An attempt to re-experience that stillness and peace always brings me back to face the power that almost took my life and that I can't control.
Today, David and I went to Pawtuckaway Lake to enjoy the sun in the kayak he bought for us. We had lunch packed and we headed to find an island to enjoy it.
The sun was shinning bright, the sky as clear as could be and the lake was full of lessons. Nature is such a wonderful teacher and today I had the opportunity to see it in action one more time. I was willing to open my senses and allow those lessons to sink in.
First lesson was given by the water lilies. Beautiful, peaceful and didn't seem to stress while they push their way to the surface. They follow their instinct to grow, to bloom despite whatever changes in the environment around them. They are rooted in the mud and their beauty announces to the world that they are bigger than their circumstances. I wish humans follow that same behavioral pattern, of growing wherever you are planted and work with whatever you are given instead of making excuses for our lack of accomplishments and shortcomings.
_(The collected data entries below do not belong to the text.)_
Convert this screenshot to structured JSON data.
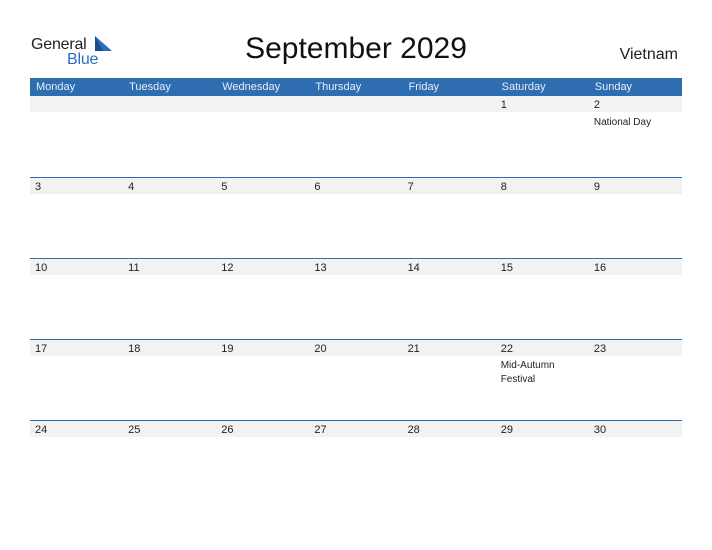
{
  "logo": {
    "word1": "General",
    "word2": "Blue",
    "accent_color": "#2a6ebb"
  },
  "title": "September 2029",
  "country": "Vietnam",
  "colors": {
    "header_bg": "#2e6db0",
    "row_band": "#f2f2f2"
  },
  "weekdays": [
    "Monday",
    "Tuesday",
    "Wednesday",
    "Thursday",
    "Friday",
    "Saturday",
    "Sunday"
  ],
  "weeks": [
    [
      {
        "day": ""
      },
      {
        "day": ""
      },
      {
        "day": ""
      },
      {
        "day": ""
      },
      {
        "day": ""
      },
      {
        "day": "1"
      },
      {
        "day": "2",
        "event": "National Day"
      }
    ],
    [
      {
        "day": "3"
      },
      {
        "day": "4"
      },
      {
        "day": "5"
      },
      {
        "day": "6"
      },
      {
        "day": "7"
      },
      {
        "day": "8"
      },
      {
        "day": "9"
      }
    ],
    [
      {
        "day": "10"
      },
      {
        "day": "11"
      },
      {
        "day": "12"
      },
      {
        "day": "13"
      },
      {
        "day": "14"
      },
      {
        "day": "15"
      },
      {
        "day": "16"
      }
    ],
    [
      {
        "day": "17"
      },
      {
        "day": "18"
      },
      {
        "day": "19"
      },
      {
        "day": "20"
      },
      {
        "day": "21"
      },
      {
        "day": "22",
        "event": "Mid-Autumn Festival"
      },
      {
        "day": "23"
      }
    ],
    [
      {
        "day": "24"
      },
      {
        "day": "25"
      },
      {
        "day": "26"
      },
      {
        "day": "27"
      },
      {
        "day": "28"
      },
      {
        "day": "29"
      },
      {
        "day": "30"
      }
    ]
  ]
}
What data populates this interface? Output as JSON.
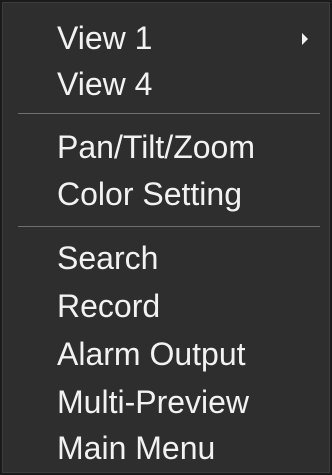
{
  "menu": {
    "items": [
      {
        "label": "View 1",
        "has_submenu": true,
        "submenu_icon": "triangle-right-icon"
      },
      {
        "label": "View 4"
      },
      {
        "label": "Pan/Tilt/Zoom"
      },
      {
        "label": "Color Setting"
      },
      {
        "label": "Search"
      },
      {
        "label": "Record"
      },
      {
        "label": "Alarm Output"
      },
      {
        "label": "Multi-Preview"
      },
      {
        "label": "Main Menu"
      }
    ]
  },
  "colors": {
    "background": "#2e2e2e",
    "text": "#f2f2f2",
    "separator": "#6e6e6e"
  }
}
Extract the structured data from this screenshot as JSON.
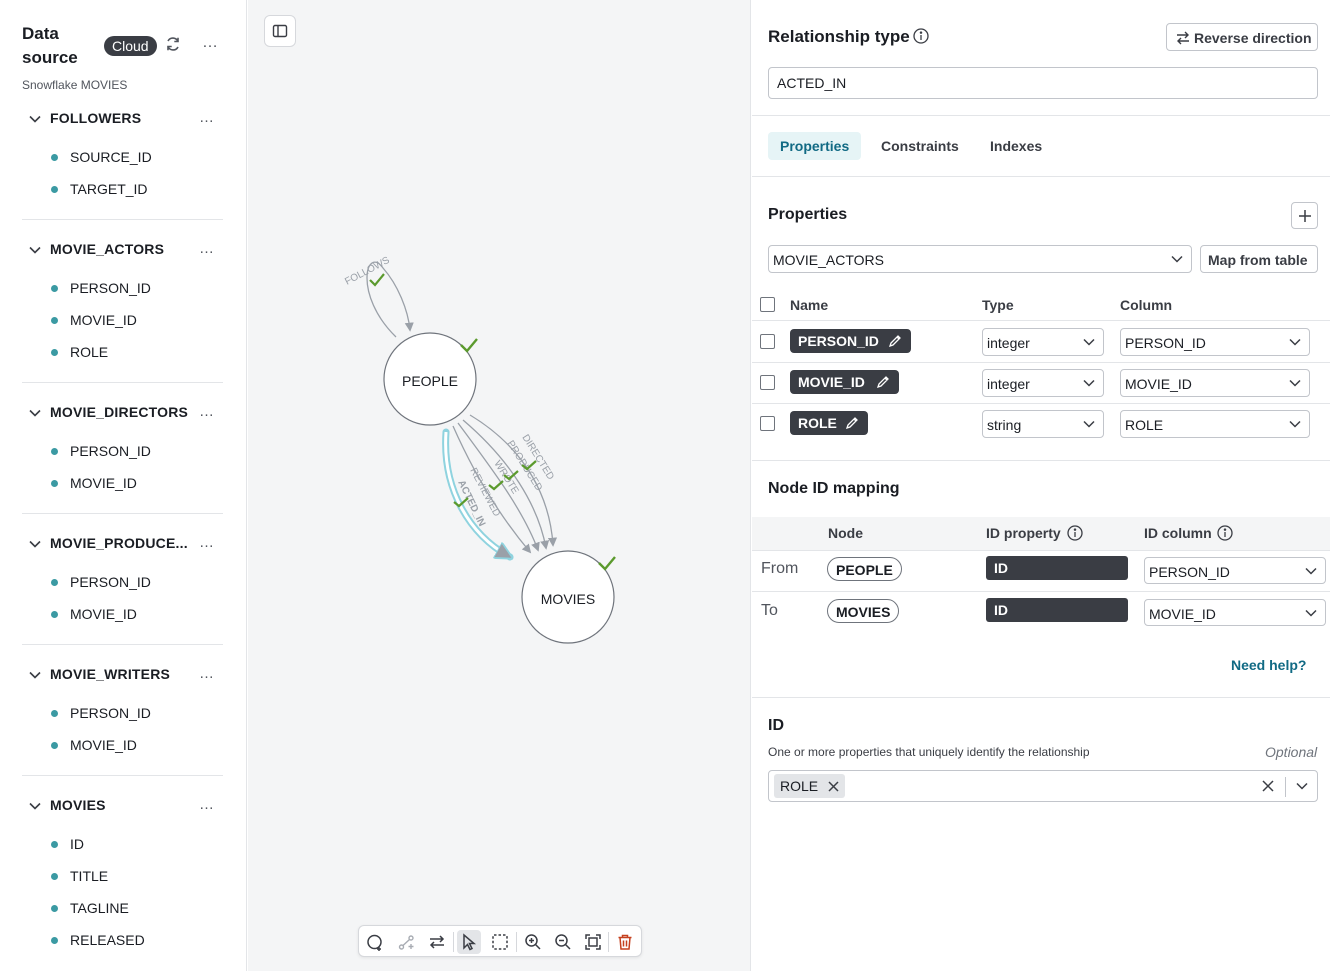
{
  "sidebar": {
    "title": "Data source",
    "badge": "Cloud",
    "subtitle": "Snowflake MOVIES",
    "more_icon": "…",
    "tables": [
      {
        "name": "FOLLOWERS",
        "columns": [
          "SOURCE_ID",
          "TARGET_ID"
        ]
      },
      {
        "name": "MOVIE_ACTORS",
        "columns": [
          "PERSON_ID",
          "MOVIE_ID",
          "ROLE"
        ]
      },
      {
        "name": "MOVIE_DIRECTORS",
        "columns": [
          "PERSON_ID",
          "MOVIE_ID"
        ]
      },
      {
        "name": "MOVIE_PRODUCE...",
        "columns": [
          "PERSON_ID",
          "MOVIE_ID"
        ]
      },
      {
        "name": "MOVIE_WRITERS",
        "columns": [
          "PERSON_ID",
          "MOVIE_ID"
        ]
      },
      {
        "name": "MOVIES",
        "columns": [
          "ID",
          "TITLE",
          "TAGLINE",
          "RELEASED"
        ]
      }
    ]
  },
  "graph": {
    "nodes": [
      {
        "label": "PEOPLE"
      },
      {
        "label": "MOVIES"
      }
    ],
    "edges": [
      "FOLLOWS",
      "DIRECTED",
      "PRODUCED",
      "WROTE",
      "REVIEWED",
      "ACTED_IN"
    ],
    "selected_edge": "ACTED_IN"
  },
  "toolbar": {
    "tools": [
      "add-node",
      "add-relationship",
      "reverse",
      "select",
      "box-select",
      "zoom-in",
      "zoom-out",
      "fit",
      "delete"
    ],
    "active": "select"
  },
  "panel": {
    "relationship_type_label": "Relationship type",
    "reverse_button": "Reverse direction",
    "relationship_type_value": "ACTED_IN",
    "tabs": [
      "Properties",
      "Constraints",
      "Indexes"
    ],
    "active_tab": "Properties",
    "properties": {
      "title": "Properties",
      "source_table": "MOVIE_ACTORS",
      "map_button": "Map from table",
      "headers": {
        "name": "Name",
        "type": "Type",
        "column": "Column"
      },
      "rows": [
        {
          "name": "PERSON_ID",
          "type": "integer",
          "column": "PERSON_ID"
        },
        {
          "name": "MOVIE_ID",
          "type": "integer",
          "column": "MOVIE_ID"
        },
        {
          "name": "ROLE",
          "type": "string",
          "column": "ROLE"
        }
      ]
    },
    "node_id_mapping": {
      "title": "Node ID mapping",
      "headers": {
        "node": "Node",
        "id_property": "ID property",
        "id_column": "ID column"
      },
      "rows": [
        {
          "label": "From",
          "node": "PEOPLE",
          "id_property": "ID",
          "id_column": "PERSON_ID"
        },
        {
          "label": "To",
          "node": "MOVIES",
          "id_property": "ID",
          "id_column": "MOVIE_ID"
        }
      ],
      "help_link": "Need help?"
    },
    "id_section": {
      "title": "ID",
      "description": "One or more properties that uniquely identify the relationship",
      "optional": "Optional",
      "selected": [
        "ROLE"
      ]
    }
  },
  "colors": {
    "accent": "#116a84",
    "dot": "#3b9aa3",
    "check": "#5b9a2d",
    "dark_chip": "#3a3d44",
    "selected_edge": "#8fd3df"
  }
}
Second lesson was given by the water itself. When boats passed by, they ruffled the water creating waves that rocked the boat. When we paddled, the stress on the boat felt worse and I thought it would flip, throwing us in the water. When we just surrender and dance with the waves the stress on the boat subside. The troubled waters are our daily problems and the boat is us, humans. Sometimes relaxing in front of a big problem is the best solution, the best choice. Resisting to stress doesn't resolve it and we suffer the consequences either mentally or physically.
The third lesson was given by the ripples in the water. Those circles that started very small and kept expanding until they reached the shore that broke them and made them disappear. Those reminded me of the memories of abuse or trauma and the sorrows we carry, as if we don't find a shore that breaks them, they keep growing to places that are unmanageable and overwhelming. Therapy and treatment is the shore that breaks them and prevents them from causing more damage than the trauma itself.
My last lesson came after we got lost and we couldn't find the boat launch area. I was tired and I didn't want to paddle any more. I could have freak out and complaint about it, but instead I decided to adopt the pace of nature, that wonderful secret that Ralph Waldo Emerson called patience. That extra time gave us the space for a few more laughs, a few more calories burned, and few minutes to enjoy each other in a place that only our conversation or our silence mattered...no phones, no internet, no emails and not distractions. "Nature never rushes and yet everything gets accomplished".